I am sure this is a silly question but is there any reason I shouldn't use the onboard ECC608 for random number generation? In order to do this you have to create Self-Signed Certificate and lock the chip, will this impact the IoT in any way?
Do you require the randomness "quality" provided by the device for your application? If yes, then you can always buy another Arduino if you lock-up the device. You could still use the board without the ECC608.
If you cannot afford that, maybe using another source for random numbers is a better choice for your experiments.
Thank you for the feedback, I had also seen that there were only 5 key slots and that if you try to run the random number generator examples on either the Arduino or Sparkfun Libraries they both say the chip needs to be "locked" to proceed.
On this Adafruit tutorial: https://learn.adafruit.com/adafruit-atecc608-breakout/arduino it seems to say that these certificates can be generated to last a certain amount of time and that they can possibly overwrite existing keys. I am not sure why they need keys to generate random numbers. As far as I can tell the random number generate just listens to a chaotic/entropy source and put that into a deterministic algorithm.
The application/experiment I am trying to run does need high-quality random numbers, however, I am not against getting an external ECC608. Having said that, is there any information as to what the ECC608 on the board is actually doing? It seems that it can't be used for anything until it is locked. So is there any reference to it in other libraries such as the WiFi or something else?
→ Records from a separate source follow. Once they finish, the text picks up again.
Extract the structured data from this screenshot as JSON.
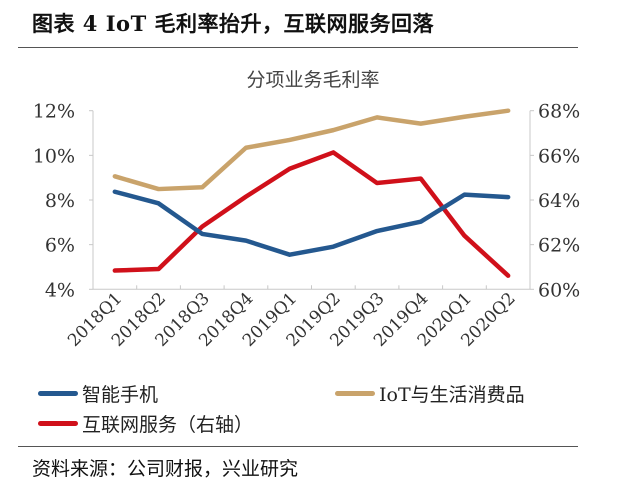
{
  "header": {
    "title": "图表 4 IoT 毛利率抬升，互联网服务回落"
  },
  "source": "资料来源：公司财报，兴业研究",
  "chart_data": {
    "type": "line",
    "title": "分项业务毛利率",
    "categories": [
      "2018Q1",
      "2018Q2",
      "2018Q3",
      "2018Q4",
      "2019Q1",
      "2019Q2",
      "2019Q3",
      "2019Q4",
      "2020Q1",
      "2020Q2"
    ],
    "y_left": {
      "range": [
        4,
        12
      ],
      "ticks": [
        "4%",
        "6%",
        "8%",
        "10%",
        "12%"
      ],
      "tick_values": [
        4,
        6,
        8,
        10,
        12
      ]
    },
    "y_right": {
      "range": [
        60,
        68
      ],
      "ticks": [
        "60%",
        "62%",
        "64%",
        "66%",
        "68%"
      ],
      "tick_values": [
        60,
        62,
        64,
        66,
        68
      ]
    },
    "grid": false,
    "legend_position": "bottom",
    "series": [
      {
        "name": "智能手机",
        "axis": "left",
        "color": "#24588f",
        "values": [
          8.37,
          7.85,
          6.48,
          6.18,
          5.55,
          5.91,
          6.61,
          7.03,
          8.24,
          8.13
        ]
      },
      {
        "name": "IoT与生活消费品",
        "axis": "left",
        "color": "#c9a36b",
        "values": [
          9.06,
          8.49,
          8.57,
          10.34,
          10.69,
          11.13,
          11.7,
          11.42,
          11.73,
          12.0
        ]
      },
      {
        "name": "互联网服务（右轴）",
        "axis": "right",
        "color": "#d0101a",
        "values": [
          60.84,
          60.91,
          62.81,
          64.15,
          65.4,
          66.13,
          64.76,
          64.96,
          62.4,
          60.61
        ]
      }
    ]
  }
}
Digging around a little this morning I found that while the ECC608 must be configured and locked to use the RNG. You do NOT have to configure it again every time you run the RNG.
There is even an example of how use the RNG in the ArduinoECCX08 Library
I could not find this example in my installation only on the github page.
Edit: Rereading your last post I see you found the example. It seems you just need to configure and lock your chip. A quick test on my already locked chip confirms this works.